Born to a Chesham wood-turner, worked as a general labourer/saw mill operator/timber merchant
Research:
CHARLES EAST; 1856-1931
Charles East was the third and youngest child born to William and Eliza East. He was born in the second quarter of 1856. Adnall East (plot 496) was his older brother. He also had an older sister, Rosa.
In 1861, when Charles was 5 years old, the East family was living at White Hill, Chesham. Charles’ father, William, was not present with the family at the time of the 1861 census and Adnall’s mother, Eliza is noted as the head of the family. We know however from the 1851 census, taken four years before Charles’ birth, that his father was a wood turner and wherever he was at the time of the 1861 census, he was back with the family at the time of the next census in 1871. The family were then still living in Chesham, but had moved to the Moor. Charles was then 14 years of age.
We pick Charles up next in the 1881 census. By then his older brother Adnall had married and moved to Charles Street in Berkhamsted. Charles, then 24 years old, was working as a general labourer and living with Adnall in Berkhamsted.
In 1883 Charles married Esther Nash and by 1891 he and Esther had set up their own home in Charles Street. Charles was still working as a general labourer. Esther had given birth to the couple’s first children. The census of 1891 names Rose born in 1888 and Florence, born in 1889. The 1911 census names Lilly, born 1892; Nellie, born in 1895; Mabel born in 1898.

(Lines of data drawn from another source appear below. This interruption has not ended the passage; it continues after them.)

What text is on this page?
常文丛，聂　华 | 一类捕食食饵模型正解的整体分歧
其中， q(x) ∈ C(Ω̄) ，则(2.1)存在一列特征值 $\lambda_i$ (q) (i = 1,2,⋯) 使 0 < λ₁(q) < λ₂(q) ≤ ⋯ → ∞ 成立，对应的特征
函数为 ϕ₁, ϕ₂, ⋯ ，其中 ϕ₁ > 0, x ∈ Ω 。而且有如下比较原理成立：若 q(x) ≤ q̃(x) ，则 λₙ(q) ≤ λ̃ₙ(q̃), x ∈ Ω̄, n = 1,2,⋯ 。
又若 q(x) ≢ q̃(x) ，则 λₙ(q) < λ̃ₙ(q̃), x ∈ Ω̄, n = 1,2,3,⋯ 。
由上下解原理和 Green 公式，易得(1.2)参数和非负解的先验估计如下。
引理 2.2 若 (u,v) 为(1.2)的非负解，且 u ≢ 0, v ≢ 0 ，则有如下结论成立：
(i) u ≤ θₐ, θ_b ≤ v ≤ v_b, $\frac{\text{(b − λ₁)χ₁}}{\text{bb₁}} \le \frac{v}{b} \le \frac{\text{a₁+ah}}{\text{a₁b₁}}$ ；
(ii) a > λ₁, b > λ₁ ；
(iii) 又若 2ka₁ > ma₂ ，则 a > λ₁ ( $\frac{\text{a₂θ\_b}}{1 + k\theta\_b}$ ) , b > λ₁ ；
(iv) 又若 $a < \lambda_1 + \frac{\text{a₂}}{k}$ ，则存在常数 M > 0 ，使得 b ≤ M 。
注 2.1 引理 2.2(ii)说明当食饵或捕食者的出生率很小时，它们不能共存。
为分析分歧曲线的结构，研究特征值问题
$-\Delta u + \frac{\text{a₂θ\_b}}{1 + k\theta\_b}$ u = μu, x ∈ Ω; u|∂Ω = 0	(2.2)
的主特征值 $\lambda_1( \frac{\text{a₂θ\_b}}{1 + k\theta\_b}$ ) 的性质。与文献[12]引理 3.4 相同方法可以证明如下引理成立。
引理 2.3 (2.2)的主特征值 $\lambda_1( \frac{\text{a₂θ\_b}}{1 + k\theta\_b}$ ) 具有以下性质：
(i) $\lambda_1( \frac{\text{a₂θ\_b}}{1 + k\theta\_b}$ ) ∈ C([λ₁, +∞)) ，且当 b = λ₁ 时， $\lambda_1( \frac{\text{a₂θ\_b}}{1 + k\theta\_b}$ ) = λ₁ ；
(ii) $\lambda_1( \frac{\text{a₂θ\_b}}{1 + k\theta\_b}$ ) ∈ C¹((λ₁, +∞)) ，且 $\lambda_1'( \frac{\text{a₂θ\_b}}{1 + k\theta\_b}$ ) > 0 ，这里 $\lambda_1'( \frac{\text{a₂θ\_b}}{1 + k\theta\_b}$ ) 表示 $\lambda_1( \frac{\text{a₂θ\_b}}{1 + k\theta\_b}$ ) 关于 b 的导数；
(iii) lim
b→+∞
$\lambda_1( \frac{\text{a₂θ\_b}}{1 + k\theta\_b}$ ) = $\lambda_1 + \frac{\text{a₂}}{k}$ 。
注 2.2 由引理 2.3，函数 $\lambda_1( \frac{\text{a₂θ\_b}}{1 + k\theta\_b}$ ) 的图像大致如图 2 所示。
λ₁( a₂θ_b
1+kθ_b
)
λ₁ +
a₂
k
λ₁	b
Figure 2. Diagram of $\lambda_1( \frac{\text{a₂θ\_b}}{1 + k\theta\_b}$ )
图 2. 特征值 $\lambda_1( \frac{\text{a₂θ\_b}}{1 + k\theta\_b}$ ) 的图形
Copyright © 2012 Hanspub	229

We know from the 1901 and 1911 censuses that three of Charles’ daughters, Rosa, Lilly and Mabel, all worked in the Bulbourne Mantle factory, as did their cousins, Rosa and Winifred East, Adnall’s daughters. The Bulbourne Mantle factory was a large Victorian factory which stood on the site of what is now the car park in Lower King’s Road. It was built for H G Hughes & Co., costume manufacturers and in 1919 was taken over by Corby, Palmer and Stuart who made children’s clothes and quality garments for ladies. At one time the factory employed 800 employees. The factory closed in 1969.
In 1911 Charles and Esther, together with their three younger daughters, Lilly, Nellie and Mabel, were living in Gossoms End. Charles, at the age of 55 years, was still working as a labourer, but whilst the earlier census returns described him as a general labourer, the 1911 census describes him as a “labourer in a saw mill” and that his employer was a “timber merchant”. Was Charles working at East’s timber yard in Gossom’s End?
Charles’ grandfather, Ebenezer, was the youngest of four brothers. One of those older brothers, Job, a wood turner, had moved to Berkhamsted in the 1840’s and taken over a timber busines in the town. Job’s son Cornelius ran the business in the late 19th century and the dynasty continued until 1917 when Catherine East, Job’s granddaughter sold the business.
We know from the electoral rolls of 1924 and 1925 that Charles and Esther continued to live at 9 Gossoms End.
Charles died in the fourth quarter of 1931.